In my view, the attitudes of college administrators in opposition to a playoff are sincere, and they have strong belief in their positions. They can do nothing about the fact that bandwagon-jumping legislators somehow believe that the determination of college football’s national champion ought to be grist for their political mill. They understand that some among the fan base and the news media want what they want, and they want it now.

Take my word, it’s not going to happen anytime soon.

http://www.nytimes.com/2009/09/06/sports/football/06bcs.html?_r=1

Survey: Coaches prefer a playoff

Friday, September 4th, 2009

College football coaches want a playoff and prefer a plus-one. However, many don’t think schools from non-BCS conferences should get greater access to those bowls.

The greatest hot-button issue with fans — playoffs — also is one with coaches. Thirty-two of the coaches who responded want a change. Of those, 16 prefer a Plus-One, in which the top two ranked teams after the four major bowl games would meet in a championship game.

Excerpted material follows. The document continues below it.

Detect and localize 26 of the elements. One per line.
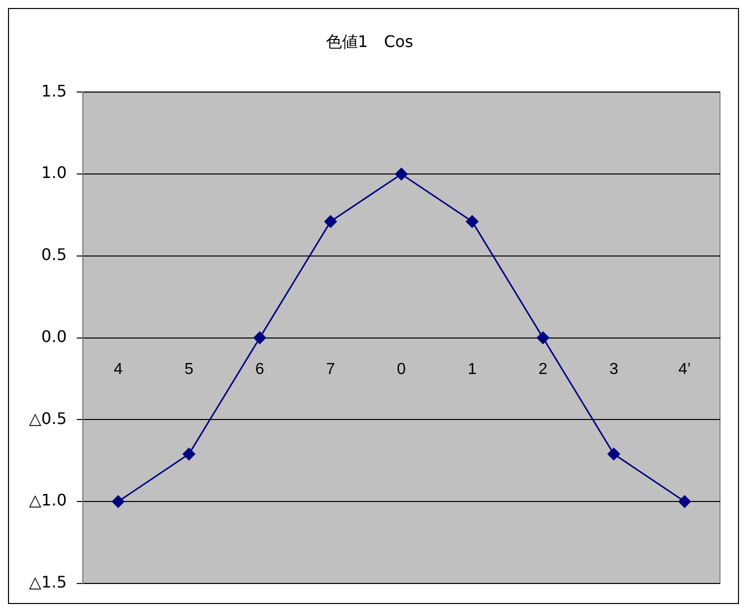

“I like the bowls,” Arkansas’ Bobby Petrino said on Wednesday’s Southeastern conference call. “I like the fact that it’s a long season and — these are student-athletes — they get a break at the end of the season. They get time to study, prepare for finals and be a student, then get prepped for bowl games. The way it’s played out the last eight years, I think a Plus-One is a good idea if you could ever work it out.

“It would end all the controversy.”

One of the closest tallies revolved around schools from the five non-BCS conferences getting greater access to the four rich BCS bowls. Currently, a non-BCS school can qualify only if it finishes in the top 12 of the final rankings or ahead of a BCS conference champion.

Twenty-four coaches who responded said non-BCS conferences should have greater access, and 14 said no. Not surprisingly, non-BCS coaches voted 15-3 for greater access and BCS coaches voted 11-9 against it.

“I coached in the MAC for seven years,” Missouri coach Gary Pinkel said. “Anybody outside the BCS to play week in week out the schedule we do within the BCS and our leagues, that’s something that has to be entertained.”

http://www.denverpost.com/colleges/ci_13265995

Nick Saban for a Plus-One

Tuesday, September 1st, 2009

“If there is anything that I dislike about the whole system now, and I have always been a bowl guy. I’ve always been a guy that lots of positive reinforcement for a lot of players who get the opportunity to play in a bowl game for their efforts. If there is anything that has created a negative situation in college football, to me, it’s the fact that there is only one thing that matters and that’s who wins the national championship. I don’t think that’s fair to all the other good teams in college football, or all the other players who play in college football.

“It’s a pretty significant accomplishment to win the SEC. It’s a pretty significant accomplishment to win the ACC. So, if there is a down side to our system right now, that’s why I’ve always been kind of for the plus-one thing, where there are at least four teams involved in this. Maybe it wouldn’t be so much that way. Because if you had four teams, there would be one and two losses, would not knock you out of it and a lot more people would be interested and there would be a lot more teams in the end. So now we’re talking about the first game of the season, you’re out of it. It’s horrible. It’s a horrible thought for any team to be out of anything for one game.”